How do you invest in the prosperity of farmers? Why, by owning John Deere. Deere & Co. (DE) is a 5% position in CGM Focus. The effect of the ethanol boom -- refineries are springing up across the Midwest -- is that corn prices are at record levels and staying there. "As we harvest corn and sugar to make hydrocarbons, we create a permanent demand for these crops," says Heebner. "That means that grain prices, which historically have only gone up when the weather was bad, are going to plateau. The agricultural sector is now endowed with a secular jump in its level of profitability. I was aware of this, but when Deere had its conference call recently and laid out the incremental demand for corn that ethanol was causing, the stock jumped $10. I don't think that most people who buy and sell stocks had been looking at corn prices." Farmers will have money to burn, and it's a good bet they'll buy lots more Deere farm equipment. (Read more about Deere & Co. as a global agricultural play.)
Heebner's investing style is hard to stuff inside a Morningstar style box. He calls himself a contrarian who looks for companies that will surprise people on the up side. One company with these characteristics is Las Vegas Sands (LVS), the casino operator. Run by Sheldon Adelson, the company has spread out from Las Vegas. There are deals now for casinos in Singapore, Macau and (get this) the former Bethlehem Steel plant in its namesake city of Pennsylvania. It's the Macau development that excites Heebner, who says it's not on the Wall Street radar yet. Macau is the former island colony that Portugal ceded to China in 1999. Chinese are renowned for their love of gambling, and Macau is China's Las Vegas -- except, as Heebner points out, Las Vegas took 40 years to develop as a gambling mecca and Macau is taking four. "If you want a direct play on the growth of Asian wealth," says Heebner, "this stock is it."
In Macau, LVS is already filling a swamp on which it is building eight casinos, along with shopping malls, condos and hotels. And the company is believed to be near an agreement with the government to develop nearby Hengqin with golf courses, convention spaces and hotels (but no casinos). The impact of all this on the earnings of Las Vegas Sands, says Heebner, will be electrifying. He cites a Goldman Sachs estimate that earnings will jump from $1.70 a share this year to $5.60 in 2008 and $6.85 in 2009.
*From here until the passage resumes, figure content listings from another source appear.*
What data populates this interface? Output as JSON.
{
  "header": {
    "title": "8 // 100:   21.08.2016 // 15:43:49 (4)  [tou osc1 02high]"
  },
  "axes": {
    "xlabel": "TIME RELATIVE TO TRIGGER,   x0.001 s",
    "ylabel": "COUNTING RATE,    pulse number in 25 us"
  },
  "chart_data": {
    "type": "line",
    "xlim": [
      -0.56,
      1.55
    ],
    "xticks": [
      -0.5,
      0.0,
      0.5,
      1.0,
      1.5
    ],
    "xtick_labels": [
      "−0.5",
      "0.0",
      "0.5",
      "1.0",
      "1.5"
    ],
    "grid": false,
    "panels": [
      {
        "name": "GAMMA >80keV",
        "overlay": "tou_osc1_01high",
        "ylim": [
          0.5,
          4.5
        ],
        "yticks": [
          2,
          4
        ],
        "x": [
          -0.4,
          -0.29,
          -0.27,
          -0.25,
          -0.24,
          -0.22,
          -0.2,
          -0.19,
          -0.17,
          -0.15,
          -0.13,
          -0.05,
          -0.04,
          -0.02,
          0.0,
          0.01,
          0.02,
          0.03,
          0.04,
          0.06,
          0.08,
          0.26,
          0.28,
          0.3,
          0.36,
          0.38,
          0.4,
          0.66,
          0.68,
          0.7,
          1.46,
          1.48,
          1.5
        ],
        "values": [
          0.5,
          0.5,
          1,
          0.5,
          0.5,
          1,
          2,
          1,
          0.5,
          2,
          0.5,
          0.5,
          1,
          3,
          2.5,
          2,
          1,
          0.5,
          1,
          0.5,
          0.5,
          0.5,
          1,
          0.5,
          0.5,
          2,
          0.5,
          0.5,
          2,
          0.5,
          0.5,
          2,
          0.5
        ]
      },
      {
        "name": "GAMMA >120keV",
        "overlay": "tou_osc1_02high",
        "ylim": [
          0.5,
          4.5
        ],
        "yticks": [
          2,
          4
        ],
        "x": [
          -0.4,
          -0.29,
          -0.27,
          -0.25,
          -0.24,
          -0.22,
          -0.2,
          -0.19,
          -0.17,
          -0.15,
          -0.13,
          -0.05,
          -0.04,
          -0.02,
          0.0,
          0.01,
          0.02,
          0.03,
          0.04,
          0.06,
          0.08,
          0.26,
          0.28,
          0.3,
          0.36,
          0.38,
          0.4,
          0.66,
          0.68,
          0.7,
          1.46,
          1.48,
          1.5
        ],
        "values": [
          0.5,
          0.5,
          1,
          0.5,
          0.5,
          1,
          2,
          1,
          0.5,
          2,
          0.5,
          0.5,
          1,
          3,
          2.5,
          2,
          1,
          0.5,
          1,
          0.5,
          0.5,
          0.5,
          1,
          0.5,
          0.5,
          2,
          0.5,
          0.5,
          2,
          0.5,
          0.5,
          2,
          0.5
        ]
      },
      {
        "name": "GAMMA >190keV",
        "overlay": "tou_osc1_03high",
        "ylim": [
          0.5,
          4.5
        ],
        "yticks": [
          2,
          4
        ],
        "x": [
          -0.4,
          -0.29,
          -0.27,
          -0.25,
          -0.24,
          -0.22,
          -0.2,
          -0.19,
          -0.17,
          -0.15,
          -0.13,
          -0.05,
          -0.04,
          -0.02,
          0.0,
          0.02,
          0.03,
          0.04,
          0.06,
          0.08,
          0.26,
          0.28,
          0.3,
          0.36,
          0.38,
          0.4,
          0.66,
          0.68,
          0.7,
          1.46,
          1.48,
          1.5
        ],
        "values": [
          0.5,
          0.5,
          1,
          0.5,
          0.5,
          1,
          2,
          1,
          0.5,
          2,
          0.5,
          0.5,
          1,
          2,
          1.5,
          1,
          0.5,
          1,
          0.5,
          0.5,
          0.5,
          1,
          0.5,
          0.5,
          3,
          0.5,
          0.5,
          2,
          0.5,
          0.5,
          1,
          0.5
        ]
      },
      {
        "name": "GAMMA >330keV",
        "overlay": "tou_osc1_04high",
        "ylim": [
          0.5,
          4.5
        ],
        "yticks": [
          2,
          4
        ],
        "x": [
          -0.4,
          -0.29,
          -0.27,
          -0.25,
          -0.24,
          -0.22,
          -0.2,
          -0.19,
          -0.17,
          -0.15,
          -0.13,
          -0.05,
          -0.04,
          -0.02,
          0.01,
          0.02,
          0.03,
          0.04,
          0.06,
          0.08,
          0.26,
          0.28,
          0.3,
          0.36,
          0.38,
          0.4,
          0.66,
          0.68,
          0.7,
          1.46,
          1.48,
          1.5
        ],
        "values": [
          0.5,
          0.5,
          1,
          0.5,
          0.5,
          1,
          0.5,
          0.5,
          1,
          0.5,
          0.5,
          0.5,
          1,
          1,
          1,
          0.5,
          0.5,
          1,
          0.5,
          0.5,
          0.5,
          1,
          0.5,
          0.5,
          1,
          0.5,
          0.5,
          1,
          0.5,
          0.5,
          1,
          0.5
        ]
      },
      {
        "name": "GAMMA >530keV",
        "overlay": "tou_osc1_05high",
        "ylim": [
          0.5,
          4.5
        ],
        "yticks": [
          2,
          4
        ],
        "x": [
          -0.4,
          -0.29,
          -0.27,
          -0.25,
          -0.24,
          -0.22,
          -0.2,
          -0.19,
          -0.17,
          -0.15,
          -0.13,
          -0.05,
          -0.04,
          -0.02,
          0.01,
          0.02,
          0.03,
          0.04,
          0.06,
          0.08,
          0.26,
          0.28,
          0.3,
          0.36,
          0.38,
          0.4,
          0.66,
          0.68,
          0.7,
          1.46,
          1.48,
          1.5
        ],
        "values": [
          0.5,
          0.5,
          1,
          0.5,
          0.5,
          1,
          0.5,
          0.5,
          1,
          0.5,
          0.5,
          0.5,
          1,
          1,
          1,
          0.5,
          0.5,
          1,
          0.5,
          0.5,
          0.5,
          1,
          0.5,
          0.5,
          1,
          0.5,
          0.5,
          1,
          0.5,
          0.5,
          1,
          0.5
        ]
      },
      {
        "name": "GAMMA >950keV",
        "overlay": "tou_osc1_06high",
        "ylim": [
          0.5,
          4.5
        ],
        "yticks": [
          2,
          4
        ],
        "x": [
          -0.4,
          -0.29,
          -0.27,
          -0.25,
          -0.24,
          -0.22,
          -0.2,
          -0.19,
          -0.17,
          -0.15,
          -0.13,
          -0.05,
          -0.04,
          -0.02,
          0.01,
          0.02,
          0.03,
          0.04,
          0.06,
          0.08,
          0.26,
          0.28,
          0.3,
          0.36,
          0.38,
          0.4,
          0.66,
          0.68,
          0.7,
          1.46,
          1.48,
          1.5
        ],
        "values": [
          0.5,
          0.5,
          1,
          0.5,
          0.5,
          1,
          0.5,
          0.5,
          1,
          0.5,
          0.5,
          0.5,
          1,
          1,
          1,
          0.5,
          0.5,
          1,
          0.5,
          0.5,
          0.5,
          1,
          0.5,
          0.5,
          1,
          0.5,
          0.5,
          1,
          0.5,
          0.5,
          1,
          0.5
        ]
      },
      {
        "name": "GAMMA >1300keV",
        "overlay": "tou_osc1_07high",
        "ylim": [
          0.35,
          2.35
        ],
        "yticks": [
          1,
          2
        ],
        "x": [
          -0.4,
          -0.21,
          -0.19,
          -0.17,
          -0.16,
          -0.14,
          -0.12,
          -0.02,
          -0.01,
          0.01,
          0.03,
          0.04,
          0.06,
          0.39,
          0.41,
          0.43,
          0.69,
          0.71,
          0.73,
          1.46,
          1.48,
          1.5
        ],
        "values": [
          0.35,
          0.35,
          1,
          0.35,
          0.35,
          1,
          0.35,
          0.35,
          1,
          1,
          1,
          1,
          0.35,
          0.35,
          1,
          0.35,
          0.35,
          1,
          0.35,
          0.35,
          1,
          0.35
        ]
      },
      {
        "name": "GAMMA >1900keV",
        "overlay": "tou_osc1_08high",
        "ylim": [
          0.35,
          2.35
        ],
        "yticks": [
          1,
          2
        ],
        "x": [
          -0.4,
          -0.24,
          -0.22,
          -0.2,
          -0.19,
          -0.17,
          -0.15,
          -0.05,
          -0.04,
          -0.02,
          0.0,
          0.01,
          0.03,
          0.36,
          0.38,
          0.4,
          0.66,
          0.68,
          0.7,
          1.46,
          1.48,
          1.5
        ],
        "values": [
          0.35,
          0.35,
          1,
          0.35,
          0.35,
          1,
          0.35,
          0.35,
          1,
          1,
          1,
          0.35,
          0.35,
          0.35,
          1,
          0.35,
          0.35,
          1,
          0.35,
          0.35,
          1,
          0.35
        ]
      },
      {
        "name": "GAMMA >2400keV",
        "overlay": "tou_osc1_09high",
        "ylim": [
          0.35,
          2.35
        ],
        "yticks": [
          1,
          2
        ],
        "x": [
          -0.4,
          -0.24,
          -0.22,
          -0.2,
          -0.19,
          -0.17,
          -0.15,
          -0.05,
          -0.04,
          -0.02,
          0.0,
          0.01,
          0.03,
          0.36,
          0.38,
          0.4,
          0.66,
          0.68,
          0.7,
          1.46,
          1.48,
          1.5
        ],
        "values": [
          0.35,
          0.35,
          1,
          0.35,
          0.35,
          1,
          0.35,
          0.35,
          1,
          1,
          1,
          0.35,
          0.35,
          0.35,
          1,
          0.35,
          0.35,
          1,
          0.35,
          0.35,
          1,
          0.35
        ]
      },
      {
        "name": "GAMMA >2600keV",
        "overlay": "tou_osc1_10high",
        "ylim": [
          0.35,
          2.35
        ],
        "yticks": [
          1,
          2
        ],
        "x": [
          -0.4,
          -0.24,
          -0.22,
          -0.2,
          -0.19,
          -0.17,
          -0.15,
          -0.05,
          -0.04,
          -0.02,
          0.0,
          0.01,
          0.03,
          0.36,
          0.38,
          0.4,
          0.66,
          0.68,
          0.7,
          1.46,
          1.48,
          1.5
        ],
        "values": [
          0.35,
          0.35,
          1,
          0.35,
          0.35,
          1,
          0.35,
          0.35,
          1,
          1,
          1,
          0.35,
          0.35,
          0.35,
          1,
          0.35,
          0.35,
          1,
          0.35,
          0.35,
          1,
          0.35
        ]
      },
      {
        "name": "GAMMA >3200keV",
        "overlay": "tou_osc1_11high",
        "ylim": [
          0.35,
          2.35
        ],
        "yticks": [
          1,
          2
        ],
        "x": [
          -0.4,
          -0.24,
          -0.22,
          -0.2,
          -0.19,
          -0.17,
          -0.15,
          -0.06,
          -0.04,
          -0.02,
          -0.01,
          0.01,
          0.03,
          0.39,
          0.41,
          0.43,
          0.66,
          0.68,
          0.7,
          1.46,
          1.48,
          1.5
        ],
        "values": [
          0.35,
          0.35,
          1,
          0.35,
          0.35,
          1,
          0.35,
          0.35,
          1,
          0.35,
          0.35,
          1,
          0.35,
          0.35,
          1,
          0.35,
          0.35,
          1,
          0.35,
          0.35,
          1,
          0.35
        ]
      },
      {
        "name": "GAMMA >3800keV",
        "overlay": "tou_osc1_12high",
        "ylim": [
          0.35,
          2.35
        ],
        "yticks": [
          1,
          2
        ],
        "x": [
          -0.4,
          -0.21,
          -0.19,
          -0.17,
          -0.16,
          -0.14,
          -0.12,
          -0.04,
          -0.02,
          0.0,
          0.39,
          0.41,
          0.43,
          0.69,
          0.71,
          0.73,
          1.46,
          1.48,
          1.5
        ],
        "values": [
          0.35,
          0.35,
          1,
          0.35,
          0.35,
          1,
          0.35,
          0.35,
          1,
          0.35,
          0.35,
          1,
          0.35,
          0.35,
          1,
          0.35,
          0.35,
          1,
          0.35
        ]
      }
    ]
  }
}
We ask Heebner what would make him reconsider all of these investments. "Well," he replies, "if oil broke down to $30, that would derail the whole thing because the ethanol plants would close down. I don't see that happening. Also peace in Iraq, because Iraq has the second-largest oil production capacity. Investment banks would be hurt by a big decline in the stock market, and that could be brought about by higher inflation and higher interest rates. All these trends would be interrupted by a big decline in the stock market."
Significantly, when asked, he says he doesn't think Tuesday's 3.3% fall in the Dow Jones industrial average is such a decline -- more of a blip. Ken Heebner's world view remains intact.